Onun tutsaklığı; milli üniter laik devletin sigortasıdır. Onun mahpusluğu; Atatürk Çizgisinde Türk Milliyetçiliğine vurulan pranga, Türklük onur ve şerefine yapılan bir suikast ve Türk devletine yapılan bir baskındır. Bu nedenle, onun Silivri’deki mevcudiyeti; Hem Türk devleti ve Türk milletine bağlılığın bir nişanesi, hem de kahraman gazilerimize minnet, aziz şehitlerimize saygı duruşudur” dedi.

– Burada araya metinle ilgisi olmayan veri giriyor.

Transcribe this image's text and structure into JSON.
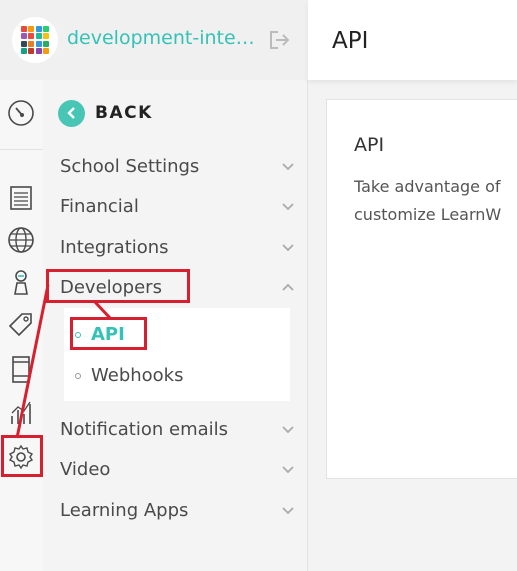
{
  "header": {
    "site_name": "development-integ...",
    "page_title": "API"
  },
  "logo_colors": [
    "#e84b3c",
    "#f39c12",
    "#3498db",
    "#2ecc71",
    "#9b59b6",
    "#e84b3c",
    "#1abc9c",
    "#f1c40f",
    "#34495e",
    "#e67e22",
    "#3498db",
    "#27ae60",
    "#16a085",
    "#c0392b",
    "#8e44ad",
    "#f39c12"
  ],
  "icon_rail": {
    "icons": [
      "dashboard-gauge-icon",
      "courses-list-icon",
      "globe-icon",
      "users-icon",
      "tag-icon",
      "mobile-page-icon",
      "reports-chart-icon",
      "settings-gear-icon"
    ]
  },
  "nav": {
    "back_label": "BACK",
    "items": [
      {
        "label": "School Settings",
        "expanded": false
      },
      {
        "label": "Financial",
        "expanded": false
      },
      {
        "label": "Integrations",
        "expanded": false
      },
      {
        "label": "Developers",
        "expanded": true
      },
      {
        "label": "Notification emails",
        "expanded": false
      },
      {
        "label": "Video",
        "expanded": false
      },
      {
        "label": "Learning Apps",
        "expanded": false
      }
    ],
    "submenu": [
      {
        "label": "API",
        "active": true
      },
      {
        "label": "Webhooks",
        "active": false
      }
    ]
  },
  "content": {
    "card_title": "API",
    "card_text_line1": "Take advantage of",
    "card_text_line2": "customize LearnW"
  },
  "colors": {
    "accent": "#35c2b6",
    "annotation": "#d6202f"
  }
}
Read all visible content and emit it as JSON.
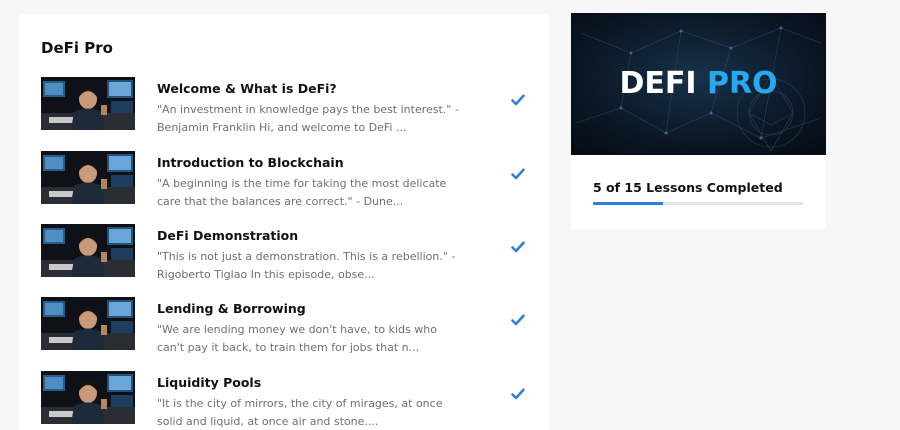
{
  "course": {
    "title": "DeFi Pro",
    "lessons": [
      {
        "title": "Welcome & What is DeFi?",
        "description": "\"An investment in knowledge pays the best interest.\" - Benjamin Franklin Hi, and welcome to DeFi ...",
        "completed": true,
        "thumbnail_icon": "video-thumbnail"
      },
      {
        "title": "Introduction to Blockchain",
        "description": "\"A beginning is the time for taking the most delicate care that the balances are correct.\" - Dune...",
        "completed": true,
        "thumbnail_icon": "video-thumbnail"
      },
      {
        "title": "DeFi Demonstration",
        "description": "\"This is not just a demonstration. This is a rebellion.\" - Rigoberto Tiglao In this episode, obse...",
        "completed": true,
        "thumbnail_icon": "video-thumbnail"
      },
      {
        "title": "Lending & Borrowing",
        "description": "\"We are lending money we don't have, to kids who can't pay it back, to train them for jobs that n...",
        "completed": true,
        "thumbnail_icon": "video-thumbnail"
      },
      {
        "title": "Liquidity Pools",
        "description": "\"It is the city of mirrors, the city of mirages, at once solid and liquid, at once air and stone....",
        "completed": true,
        "thumbnail_icon": "video-thumbnail"
      }
    ]
  },
  "promo": {
    "banner_word_1": "DEFI",
    "banner_word_2": "PRO",
    "progress_label": "5 of 15 Lessons Completed",
    "progress_fraction": 0.333
  },
  "colors": {
    "accent_blue": "#2f7fd8",
    "logo_blue": "#29a8f0",
    "text_muted": "#6f6f6f",
    "page_bg": "#f7f7f7"
  }
}
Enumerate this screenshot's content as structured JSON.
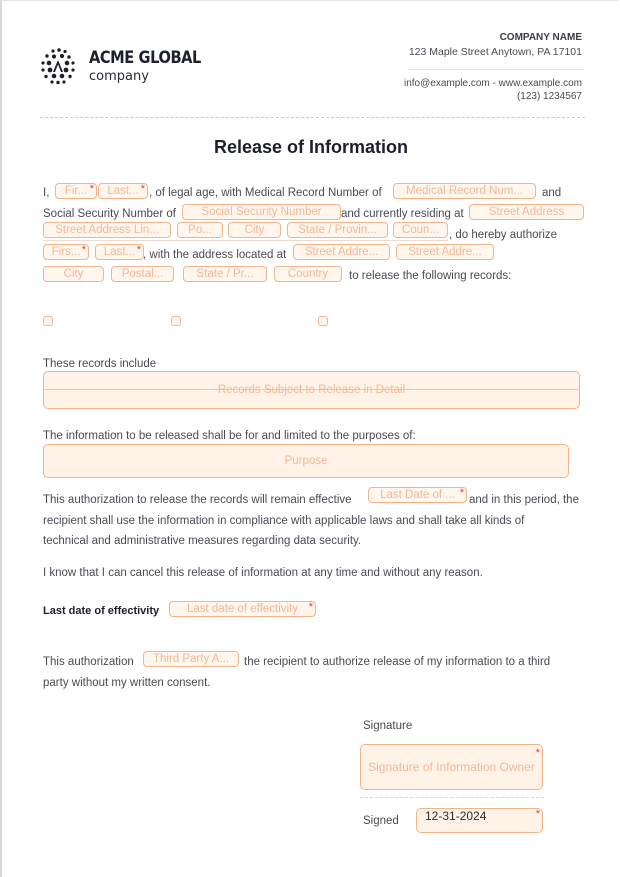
{
  "header": {
    "brand_name": "ACME GLOBAL",
    "brand_sub": "company",
    "company_name": "COMPANY NAME",
    "company_address": "123 Maple Street Anytown, PA 17101",
    "company_contact": "info@example.com - www.example.com",
    "company_phone": "(123) 1234567"
  },
  "title": "Release of Information",
  "paragraph1": {
    "t_i": "I,",
    "t_legal": ", of legal age, with Medical Record Number of",
    "t_and": "and",
    "t_ssn": "Social Security Number of",
    "t_residing": "and currently residing at",
    "t_authorize": ", do hereby authorize",
    "t_address": ", with the address located at",
    "t_release": "to release the following records:",
    "fields": {
      "first_name": "Fir...",
      "last_name": "Last...",
      "medical_record": "Medical Record Num...",
      "ssn": "Social Security Number",
      "street_address": "Street Address",
      "street_line2": "Street Address Lin...",
      "postal": "Po...",
      "city": "City",
      "state": "State / Provin...",
      "country": "Coun...",
      "auth_first": "Firs...",
      "auth_last": "Last...",
      "auth_street": "Street Addre...",
      "auth_street2": "Street Addre...",
      "auth_city": "City",
      "auth_postal": "Postal...",
      "auth_state": "State / Pr...",
      "auth_country": "Country"
    }
  },
  "checkboxes": [
    false,
    false,
    false
  ],
  "records": {
    "label": "These records include",
    "placeholder": "Records Subject to Release in Detail"
  },
  "purpose": {
    "label": "The information to be released shall be for and limited to the purposes of:",
    "placeholder": "Purpose"
  },
  "effective": {
    "t1": "This authorization to release the records will remain effective",
    "field": "Last Date of ...",
    "t2": "and in this period, the",
    "t3": "recipient shall use the information in compliance with applicable laws and shall take all kinds of",
    "t4": "technical and administrative measures regarding data security."
  },
  "cancel_text": "I know that I can cancel this release of information at any time and without any reason.",
  "last_date": {
    "label": "Last date of effectivity",
    "placeholder": "Last date of effectivity"
  },
  "third_party": {
    "t1": "This authorization",
    "field": "Third Party A...",
    "t2": "the recipient to authorize release of my information to a third",
    "t3": "party without my written consent."
  },
  "signature": {
    "label": "Signature",
    "placeholder": "Signature of Information Owner",
    "signed_label": "Signed",
    "signed_value": "12-31-2024"
  },
  "required_mark": "*",
  "colors": {
    "field_border": "#f2b48a",
    "field_bg": "#fff6ee",
    "placeholder": "#f4b795",
    "required": "#e0413a",
    "heading": "#1d1f2b"
  }
}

“Zafer Partisi Daha Güçlü, Daha Kararlı”
Çerkez, Özdağ’ın tutuklanmasının partiyi zayıflatacağına inananlara da cevap vererek şunları kaydetti:
“Ümit Özdağ’ı hukuksuzca tutuklayanlar, onu susturacağını, memleket mücadelesinin ‘son kalesi’ Zafer Partisi’nin dağılacağını zannettiler. Oysa Zafer Partisi, Türk halkının artan güç ve desteğiyle artık daha güçlü, daha azimli ve memleket mücadelesinde daha kararlıdır.”
“Adalet Hakkımızdır”
Çerkez konuşmasını şu sözlerle sonlandırdı:
“Burada, sakın sizden adalet dilendiğimizi sanmayın! Adalet hakkımızdır! Buraya daha büyük bir azim ve inançla mücadeleye yemin ettiğimizi haykırmak için geldik. Gür sesimiz, karanlık sarayların köhne odalarına ve en tenha köşelerine kadar gidecektir. bilinmeli ki; Zafer, Büyük Türk Milletinin olacaktır.Bizi öldürmeden susturamazsınız! Ne Mutlu Türk’üm Diyene!”